Be very careful positioning the amalg; backpedal if you need to avoid any pools of unknown size. Position the amalg and bloods similar to phase 1, but move it up to the new back plate. Everyone should still be relatively close together (if you have a shaman, they should all be within Healing Rain range). AoE carefully, and repeat just like phase 1.

The blood tank should try to stagger the death locations of the bloods so that they don’t all enter a hole and respawn at once. You want a staggered respawn rate.

While picking up blood pools, the amalg tank should try to soak up pools that are close the the holes because they will respawn the soonest.

Everything else is the same as phase 1. When the barrel roll transition happens, remember to pick up spare pools with the many amalgamations available. However, it is very easy to accidentally soak up 9 pools during this time so be careful!

Phase 3

The blood tank will have to start kiting in this phase. It’s best to wait until there are around 9 blood pools before kiting. Once kiting, remember to strafe and never show the mob of bloods your back. Don’t run too close to the holes in Deathwing’s back or else you’ll get snared. If there’s a Corruption filling up a hole, you can walk close to it without worrying about the snare. Use an AoE stun or cooldown at each turn around point.

The amalg tank will need to tank the amalg all the time because the other tank needs to kite, so if they’re feral they can’t dps tendons in cat form any more. They should still dps the tendon while in bear form if possible. The amalg tank is also responsible for picking up stray bloods because the other tank is busy kiting. No one should be dpsing the blood unless you need more to soak later, so don’t try to kill them. Just keep them off the healers. Try not to AoE while the blood tank is in your area because you do not want to accidentally pull any of those bloods away.
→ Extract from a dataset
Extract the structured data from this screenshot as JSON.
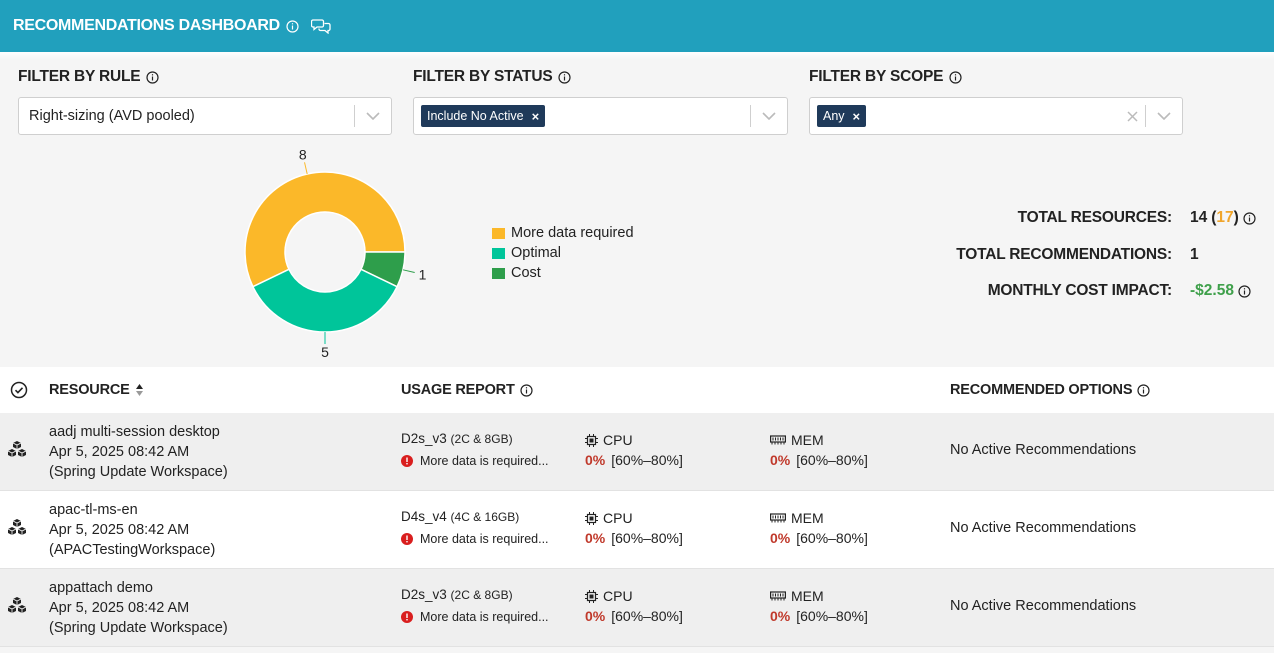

During the tendon phase, the amalg tank needs to pick up the freshly spawned amalg and rush over to dps the tendon without picking up any blood pools. It’s more important to deliver the amalg safely than to dps during this phase, so DO NOT RUSH IT. Seriously, backpedel all the way to the tendon if you have to and use the safe route on Deathwing’s sides. We use Heroism during the first tendon exposure on the third phase, so your dps should be able to handle it on their own.

Blood pools will never be in the green areas (they’ll be absorbed in the holes first).
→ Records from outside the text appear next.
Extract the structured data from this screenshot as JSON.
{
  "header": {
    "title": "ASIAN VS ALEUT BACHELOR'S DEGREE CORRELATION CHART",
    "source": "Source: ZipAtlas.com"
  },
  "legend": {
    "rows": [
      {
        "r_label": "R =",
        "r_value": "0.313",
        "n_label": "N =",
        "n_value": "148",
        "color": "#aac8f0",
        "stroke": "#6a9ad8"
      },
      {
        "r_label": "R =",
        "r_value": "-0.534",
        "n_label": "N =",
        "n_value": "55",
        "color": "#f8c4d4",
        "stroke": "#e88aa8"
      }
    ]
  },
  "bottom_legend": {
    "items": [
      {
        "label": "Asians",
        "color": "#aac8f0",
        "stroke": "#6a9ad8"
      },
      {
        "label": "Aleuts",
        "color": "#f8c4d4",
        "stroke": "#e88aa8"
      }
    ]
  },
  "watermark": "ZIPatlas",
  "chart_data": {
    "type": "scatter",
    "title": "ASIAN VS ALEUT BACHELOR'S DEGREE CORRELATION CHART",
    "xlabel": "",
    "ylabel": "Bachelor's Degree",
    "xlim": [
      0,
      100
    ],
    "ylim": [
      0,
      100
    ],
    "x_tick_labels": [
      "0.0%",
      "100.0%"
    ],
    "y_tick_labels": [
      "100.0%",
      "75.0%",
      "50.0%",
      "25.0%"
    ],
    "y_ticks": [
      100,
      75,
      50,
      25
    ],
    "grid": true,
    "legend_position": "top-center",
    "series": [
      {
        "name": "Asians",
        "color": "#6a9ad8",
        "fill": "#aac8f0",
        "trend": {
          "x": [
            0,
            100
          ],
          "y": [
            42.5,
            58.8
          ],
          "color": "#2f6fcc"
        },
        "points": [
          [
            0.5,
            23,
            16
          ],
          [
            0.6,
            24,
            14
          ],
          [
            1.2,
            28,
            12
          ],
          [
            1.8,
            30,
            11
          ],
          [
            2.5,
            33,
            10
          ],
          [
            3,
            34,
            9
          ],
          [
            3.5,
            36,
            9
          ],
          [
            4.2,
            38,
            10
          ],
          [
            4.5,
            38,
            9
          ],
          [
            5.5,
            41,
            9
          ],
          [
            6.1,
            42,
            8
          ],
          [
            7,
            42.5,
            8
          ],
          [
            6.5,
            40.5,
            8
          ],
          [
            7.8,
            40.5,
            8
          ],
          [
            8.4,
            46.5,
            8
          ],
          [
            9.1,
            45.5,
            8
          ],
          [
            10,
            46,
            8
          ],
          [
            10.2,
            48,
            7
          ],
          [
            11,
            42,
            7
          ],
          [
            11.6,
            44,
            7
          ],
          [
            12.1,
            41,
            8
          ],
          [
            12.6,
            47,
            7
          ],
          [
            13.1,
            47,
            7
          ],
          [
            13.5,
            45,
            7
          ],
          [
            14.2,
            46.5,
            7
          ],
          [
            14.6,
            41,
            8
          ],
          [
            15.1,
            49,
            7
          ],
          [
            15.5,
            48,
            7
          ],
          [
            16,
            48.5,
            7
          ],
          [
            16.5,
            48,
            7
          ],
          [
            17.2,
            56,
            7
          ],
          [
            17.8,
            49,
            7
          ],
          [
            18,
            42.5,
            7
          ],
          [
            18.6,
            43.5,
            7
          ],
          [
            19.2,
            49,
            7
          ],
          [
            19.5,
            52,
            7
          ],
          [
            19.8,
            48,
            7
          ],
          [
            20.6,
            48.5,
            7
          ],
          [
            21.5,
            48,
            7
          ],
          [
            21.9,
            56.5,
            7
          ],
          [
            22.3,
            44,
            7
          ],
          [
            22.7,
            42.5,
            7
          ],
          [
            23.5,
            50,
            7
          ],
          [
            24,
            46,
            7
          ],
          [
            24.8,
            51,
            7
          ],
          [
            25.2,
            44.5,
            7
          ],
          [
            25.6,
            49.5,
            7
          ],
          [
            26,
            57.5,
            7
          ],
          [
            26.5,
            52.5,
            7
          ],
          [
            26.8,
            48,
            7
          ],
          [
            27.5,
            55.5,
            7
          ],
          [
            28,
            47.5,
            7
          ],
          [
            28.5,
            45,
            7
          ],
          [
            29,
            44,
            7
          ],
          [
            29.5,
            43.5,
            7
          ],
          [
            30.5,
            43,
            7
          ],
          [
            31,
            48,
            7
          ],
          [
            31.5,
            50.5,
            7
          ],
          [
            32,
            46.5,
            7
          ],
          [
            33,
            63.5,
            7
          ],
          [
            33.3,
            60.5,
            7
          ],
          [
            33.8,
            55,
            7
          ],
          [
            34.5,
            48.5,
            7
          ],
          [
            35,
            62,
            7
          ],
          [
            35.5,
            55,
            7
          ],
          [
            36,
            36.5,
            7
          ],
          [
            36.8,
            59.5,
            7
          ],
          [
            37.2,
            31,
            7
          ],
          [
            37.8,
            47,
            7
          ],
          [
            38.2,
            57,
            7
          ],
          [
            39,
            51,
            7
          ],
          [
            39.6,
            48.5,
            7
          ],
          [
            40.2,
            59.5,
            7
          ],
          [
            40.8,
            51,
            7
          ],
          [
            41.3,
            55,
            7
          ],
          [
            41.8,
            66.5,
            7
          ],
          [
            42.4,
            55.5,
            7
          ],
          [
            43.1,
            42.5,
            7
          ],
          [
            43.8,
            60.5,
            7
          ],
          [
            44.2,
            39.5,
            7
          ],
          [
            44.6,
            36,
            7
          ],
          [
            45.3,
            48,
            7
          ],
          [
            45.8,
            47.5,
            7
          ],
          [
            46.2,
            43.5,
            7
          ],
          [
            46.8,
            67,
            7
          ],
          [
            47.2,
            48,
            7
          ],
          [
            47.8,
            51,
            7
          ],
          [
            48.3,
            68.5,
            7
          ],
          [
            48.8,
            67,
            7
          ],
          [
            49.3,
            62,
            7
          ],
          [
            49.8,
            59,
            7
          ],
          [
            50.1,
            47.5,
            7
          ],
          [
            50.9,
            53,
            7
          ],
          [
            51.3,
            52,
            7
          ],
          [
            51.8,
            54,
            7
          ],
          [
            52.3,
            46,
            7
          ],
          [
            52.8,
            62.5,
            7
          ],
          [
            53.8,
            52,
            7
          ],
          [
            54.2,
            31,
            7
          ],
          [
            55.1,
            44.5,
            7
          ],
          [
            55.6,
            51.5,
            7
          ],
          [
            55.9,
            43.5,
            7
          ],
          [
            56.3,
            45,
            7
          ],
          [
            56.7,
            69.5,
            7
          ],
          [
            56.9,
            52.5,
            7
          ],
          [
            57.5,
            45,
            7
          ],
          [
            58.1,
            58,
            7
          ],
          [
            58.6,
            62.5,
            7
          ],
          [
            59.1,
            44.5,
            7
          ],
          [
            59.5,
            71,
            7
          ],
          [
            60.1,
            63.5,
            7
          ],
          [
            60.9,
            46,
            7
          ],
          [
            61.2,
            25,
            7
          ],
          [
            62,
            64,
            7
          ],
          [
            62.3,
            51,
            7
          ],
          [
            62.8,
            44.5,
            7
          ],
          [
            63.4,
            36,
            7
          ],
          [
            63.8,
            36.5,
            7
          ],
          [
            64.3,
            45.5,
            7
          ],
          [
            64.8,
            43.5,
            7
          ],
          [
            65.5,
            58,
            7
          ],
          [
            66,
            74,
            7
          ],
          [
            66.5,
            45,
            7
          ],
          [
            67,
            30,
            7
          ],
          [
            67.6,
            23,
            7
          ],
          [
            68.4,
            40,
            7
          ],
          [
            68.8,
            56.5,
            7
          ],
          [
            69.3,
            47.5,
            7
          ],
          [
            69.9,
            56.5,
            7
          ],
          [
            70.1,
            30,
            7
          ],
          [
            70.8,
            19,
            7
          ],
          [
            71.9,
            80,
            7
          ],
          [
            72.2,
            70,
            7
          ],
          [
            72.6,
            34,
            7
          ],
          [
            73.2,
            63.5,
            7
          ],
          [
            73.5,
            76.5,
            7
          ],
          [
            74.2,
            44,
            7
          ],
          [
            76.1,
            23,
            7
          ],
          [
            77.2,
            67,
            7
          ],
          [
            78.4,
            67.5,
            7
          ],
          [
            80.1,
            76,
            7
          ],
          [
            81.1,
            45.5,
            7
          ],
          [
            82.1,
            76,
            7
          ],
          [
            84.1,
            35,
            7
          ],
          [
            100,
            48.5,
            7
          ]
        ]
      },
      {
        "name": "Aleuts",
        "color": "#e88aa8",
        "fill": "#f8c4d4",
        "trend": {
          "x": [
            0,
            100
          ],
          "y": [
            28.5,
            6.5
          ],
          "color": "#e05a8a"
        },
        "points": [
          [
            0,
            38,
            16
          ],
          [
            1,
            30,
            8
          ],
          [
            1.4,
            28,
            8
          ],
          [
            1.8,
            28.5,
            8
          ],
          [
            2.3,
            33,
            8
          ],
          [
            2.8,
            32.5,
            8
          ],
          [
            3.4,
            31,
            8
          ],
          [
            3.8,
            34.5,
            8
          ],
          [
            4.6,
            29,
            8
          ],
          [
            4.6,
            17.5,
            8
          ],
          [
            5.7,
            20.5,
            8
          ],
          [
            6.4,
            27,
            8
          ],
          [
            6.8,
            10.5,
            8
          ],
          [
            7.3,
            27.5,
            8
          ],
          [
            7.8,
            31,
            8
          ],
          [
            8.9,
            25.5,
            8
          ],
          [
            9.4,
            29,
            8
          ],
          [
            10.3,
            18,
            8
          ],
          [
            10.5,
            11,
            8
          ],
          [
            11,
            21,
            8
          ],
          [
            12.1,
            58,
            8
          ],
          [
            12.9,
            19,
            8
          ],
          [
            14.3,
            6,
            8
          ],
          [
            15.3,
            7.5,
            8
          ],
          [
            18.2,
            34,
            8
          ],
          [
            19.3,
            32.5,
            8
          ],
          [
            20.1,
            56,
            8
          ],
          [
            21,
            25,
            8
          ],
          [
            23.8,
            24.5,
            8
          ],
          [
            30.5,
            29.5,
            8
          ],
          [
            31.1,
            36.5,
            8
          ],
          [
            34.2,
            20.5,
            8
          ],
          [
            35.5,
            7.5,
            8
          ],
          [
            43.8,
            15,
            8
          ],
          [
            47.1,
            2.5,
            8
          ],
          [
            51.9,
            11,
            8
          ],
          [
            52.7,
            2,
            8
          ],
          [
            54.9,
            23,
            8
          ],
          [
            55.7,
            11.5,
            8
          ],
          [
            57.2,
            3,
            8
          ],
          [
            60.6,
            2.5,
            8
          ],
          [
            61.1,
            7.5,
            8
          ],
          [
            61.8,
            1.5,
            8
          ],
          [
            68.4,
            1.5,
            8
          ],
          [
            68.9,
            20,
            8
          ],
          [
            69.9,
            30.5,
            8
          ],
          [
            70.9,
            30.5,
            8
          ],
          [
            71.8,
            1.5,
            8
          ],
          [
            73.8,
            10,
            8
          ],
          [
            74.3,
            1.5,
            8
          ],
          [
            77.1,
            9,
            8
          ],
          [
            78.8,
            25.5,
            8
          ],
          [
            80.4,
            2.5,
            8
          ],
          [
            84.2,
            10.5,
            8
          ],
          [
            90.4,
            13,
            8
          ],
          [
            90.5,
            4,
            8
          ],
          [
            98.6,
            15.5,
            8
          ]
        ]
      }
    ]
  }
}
This time around, while the blood tank is still kiting, the amalg tank will need to pick up extra bloods and at least 9 will need to be killed. As long as the amalg is high on top of the spine and pushed near the wall, it shouldn’t pick up the new blood pools (at least not all of them) until you move it.

Burn the amalg down, pick up blood pools (there will be much fewer and far more spread out than previously), and position the amalg for the explosion. There won’t be a new amalg spawn this time around, but the amalg tank will still have bloods on them and will take damage, though they should be dpsing the tendon just like everyone else, while AoEing to keep respawning bloods off healers. The blood tank should continue kiting and praying.

And that should pretty much be the end of it.